Two major fault systems host M_w>7 earthquakes in Central and Northern Sulawesi, Indonesia: the Minahassa subduction interface and the Palu-Koro strike-slip fault. The Celebes Sea oceanic lithosphere subducts beneath the north arm of Sulawesi at the Minahassa subduction zone. At the western termination of the Minahassa subduction zone, it connects to the left-lateral Palu-Koro strike-slip fault zone. This fault strikes onshore at Palu Bay and then crosses Sulawesi. Interseismic GNSS velocities indicate that the Palu-Koro fault zone accommodates about 4 cm/yr of relative motion in the Palu Bay area, with a ~10 km locking depth. This shallowly locked segment of the Palu-Koro fault around the Palu Bay area ruptured during the devastating, tsunami-generating, 2018 M_w7.5 Palu earthquake. This complex event highlights the high seismic hazard for the island of Sulawesi.

We have a >20-year record of GNSS velocities on Sulawesi, where the densest cluster of monument sites surrounds the Palu-Koro fault, specifically around Palu Bay, whereas the rest of the island is less densely covered. High quality estimates of interseismic velocities reveal second-order complex patterns of transient deformation in the wake of major earthquakes: the velocities in northern Sulawesi and around the Palu-Koro fault do not follow their interseismic trends after a major subduction earthquake has occurred, for several years after the event. This effect of transient deformation reaches more than 400km away from the epicentre of the major earthquakes. Surprisingly, a deviation from the background slip rate on the Palu-Koro fault is not accompanied by a deviation from the background (micro)seismic activity.

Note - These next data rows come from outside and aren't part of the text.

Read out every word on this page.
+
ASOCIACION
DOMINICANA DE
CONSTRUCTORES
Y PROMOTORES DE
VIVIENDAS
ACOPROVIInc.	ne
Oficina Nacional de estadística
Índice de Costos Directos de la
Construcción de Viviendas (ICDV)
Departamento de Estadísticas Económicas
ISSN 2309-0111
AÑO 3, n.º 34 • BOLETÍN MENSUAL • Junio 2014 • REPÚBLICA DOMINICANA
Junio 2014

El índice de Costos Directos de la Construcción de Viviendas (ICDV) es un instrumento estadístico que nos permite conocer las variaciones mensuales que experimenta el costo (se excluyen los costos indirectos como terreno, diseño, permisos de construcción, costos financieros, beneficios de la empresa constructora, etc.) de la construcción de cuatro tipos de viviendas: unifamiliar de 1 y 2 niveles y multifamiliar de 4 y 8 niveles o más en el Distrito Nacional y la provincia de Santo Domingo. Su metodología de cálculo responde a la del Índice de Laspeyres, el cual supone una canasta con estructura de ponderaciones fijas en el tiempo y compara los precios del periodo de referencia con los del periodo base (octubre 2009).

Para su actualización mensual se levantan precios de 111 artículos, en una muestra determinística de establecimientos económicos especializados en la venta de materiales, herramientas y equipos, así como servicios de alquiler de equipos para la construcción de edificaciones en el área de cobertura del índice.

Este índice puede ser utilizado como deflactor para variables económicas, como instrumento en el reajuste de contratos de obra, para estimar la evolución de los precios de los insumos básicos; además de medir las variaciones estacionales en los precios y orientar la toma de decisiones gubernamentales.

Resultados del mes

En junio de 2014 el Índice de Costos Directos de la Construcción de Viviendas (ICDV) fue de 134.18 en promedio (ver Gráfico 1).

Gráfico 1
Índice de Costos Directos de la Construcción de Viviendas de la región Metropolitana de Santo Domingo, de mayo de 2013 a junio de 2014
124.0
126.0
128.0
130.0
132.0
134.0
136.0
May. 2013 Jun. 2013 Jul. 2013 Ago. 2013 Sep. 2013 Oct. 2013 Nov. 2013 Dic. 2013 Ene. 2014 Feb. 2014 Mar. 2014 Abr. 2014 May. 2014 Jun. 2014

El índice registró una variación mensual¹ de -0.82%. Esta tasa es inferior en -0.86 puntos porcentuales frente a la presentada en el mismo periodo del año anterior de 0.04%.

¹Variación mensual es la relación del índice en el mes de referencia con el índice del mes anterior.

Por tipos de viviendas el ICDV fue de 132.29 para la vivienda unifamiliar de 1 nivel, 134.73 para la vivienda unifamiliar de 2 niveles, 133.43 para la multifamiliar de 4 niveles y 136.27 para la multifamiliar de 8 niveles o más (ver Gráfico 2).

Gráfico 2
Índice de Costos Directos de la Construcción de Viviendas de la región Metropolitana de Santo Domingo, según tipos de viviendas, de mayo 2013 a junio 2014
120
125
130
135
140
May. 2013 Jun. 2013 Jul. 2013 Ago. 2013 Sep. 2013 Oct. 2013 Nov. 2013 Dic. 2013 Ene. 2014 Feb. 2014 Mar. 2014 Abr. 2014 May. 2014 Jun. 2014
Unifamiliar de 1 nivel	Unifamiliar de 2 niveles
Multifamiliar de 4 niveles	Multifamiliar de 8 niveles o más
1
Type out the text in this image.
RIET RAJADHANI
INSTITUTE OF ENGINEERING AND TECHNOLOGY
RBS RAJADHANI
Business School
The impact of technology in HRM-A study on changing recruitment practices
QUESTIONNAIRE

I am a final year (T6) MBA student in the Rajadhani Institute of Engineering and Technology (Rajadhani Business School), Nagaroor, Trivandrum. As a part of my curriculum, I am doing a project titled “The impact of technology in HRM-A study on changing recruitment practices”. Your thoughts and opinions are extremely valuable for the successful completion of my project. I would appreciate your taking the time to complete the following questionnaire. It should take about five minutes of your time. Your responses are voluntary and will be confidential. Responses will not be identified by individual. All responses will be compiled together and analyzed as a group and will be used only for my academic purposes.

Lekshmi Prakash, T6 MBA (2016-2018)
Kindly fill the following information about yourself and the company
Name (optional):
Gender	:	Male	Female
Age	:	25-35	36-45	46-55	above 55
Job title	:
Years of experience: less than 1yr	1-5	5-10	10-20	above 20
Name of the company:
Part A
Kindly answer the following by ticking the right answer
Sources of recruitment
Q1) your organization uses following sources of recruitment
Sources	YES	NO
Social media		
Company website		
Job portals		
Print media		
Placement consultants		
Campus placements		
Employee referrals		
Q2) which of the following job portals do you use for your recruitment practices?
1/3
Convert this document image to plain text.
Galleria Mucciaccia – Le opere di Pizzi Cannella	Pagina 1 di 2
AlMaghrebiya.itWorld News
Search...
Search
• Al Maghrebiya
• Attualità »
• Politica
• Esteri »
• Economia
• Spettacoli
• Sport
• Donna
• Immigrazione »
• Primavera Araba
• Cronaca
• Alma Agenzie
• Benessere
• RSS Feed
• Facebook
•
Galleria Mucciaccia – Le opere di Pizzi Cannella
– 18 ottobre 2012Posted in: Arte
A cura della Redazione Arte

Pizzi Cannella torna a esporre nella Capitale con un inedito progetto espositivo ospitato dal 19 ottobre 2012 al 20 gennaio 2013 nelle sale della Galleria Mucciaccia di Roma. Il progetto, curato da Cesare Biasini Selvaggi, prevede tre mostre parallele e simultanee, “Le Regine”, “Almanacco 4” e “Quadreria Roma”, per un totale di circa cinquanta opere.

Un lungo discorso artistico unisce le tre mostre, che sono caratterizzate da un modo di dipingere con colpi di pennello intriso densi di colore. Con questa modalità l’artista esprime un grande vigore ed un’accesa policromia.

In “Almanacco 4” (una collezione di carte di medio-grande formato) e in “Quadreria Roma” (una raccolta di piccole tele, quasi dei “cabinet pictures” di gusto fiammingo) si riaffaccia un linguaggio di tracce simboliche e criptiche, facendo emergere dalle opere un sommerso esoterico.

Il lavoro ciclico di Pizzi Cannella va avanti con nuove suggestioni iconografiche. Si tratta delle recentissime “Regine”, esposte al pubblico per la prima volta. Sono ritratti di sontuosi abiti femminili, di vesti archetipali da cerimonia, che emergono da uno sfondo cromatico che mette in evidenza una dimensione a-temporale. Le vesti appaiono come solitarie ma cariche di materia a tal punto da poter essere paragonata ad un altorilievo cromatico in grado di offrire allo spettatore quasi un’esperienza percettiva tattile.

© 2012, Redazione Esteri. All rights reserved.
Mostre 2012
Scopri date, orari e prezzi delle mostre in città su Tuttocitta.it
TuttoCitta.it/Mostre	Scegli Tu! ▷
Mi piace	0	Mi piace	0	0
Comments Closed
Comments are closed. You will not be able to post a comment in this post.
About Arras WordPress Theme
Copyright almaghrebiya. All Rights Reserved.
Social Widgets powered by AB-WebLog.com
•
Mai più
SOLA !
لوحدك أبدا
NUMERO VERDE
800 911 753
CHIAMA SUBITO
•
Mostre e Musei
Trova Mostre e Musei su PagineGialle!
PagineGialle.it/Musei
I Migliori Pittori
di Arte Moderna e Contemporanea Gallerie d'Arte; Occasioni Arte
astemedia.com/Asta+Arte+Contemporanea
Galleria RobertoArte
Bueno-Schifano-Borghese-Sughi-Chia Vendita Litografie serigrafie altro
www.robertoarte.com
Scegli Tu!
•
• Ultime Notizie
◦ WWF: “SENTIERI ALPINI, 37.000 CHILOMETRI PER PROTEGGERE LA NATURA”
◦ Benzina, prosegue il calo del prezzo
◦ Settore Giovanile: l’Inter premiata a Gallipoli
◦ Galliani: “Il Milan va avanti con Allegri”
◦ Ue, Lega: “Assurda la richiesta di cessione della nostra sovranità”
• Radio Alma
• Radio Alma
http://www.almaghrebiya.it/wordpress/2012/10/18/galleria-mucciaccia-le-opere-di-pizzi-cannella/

We construct a 3D numerical model based on the structural and seismological data in the Sulawesi region. We investigate the post-seismic relaxation pattern from a subduction earthquake and determine whether the slip rate on the Palu-Koro fault changes due to this earthquake through forward model calculations. With a modelling focus on the 1996 M_w7.9 and 2008 M_w7.4 earthquakes that ruptured the Minahassa subduction interface, this study outlines the triggering of transient deformation and continual interaction between the Minahassa subduction interface and the Palu-Koro strike-slip fault.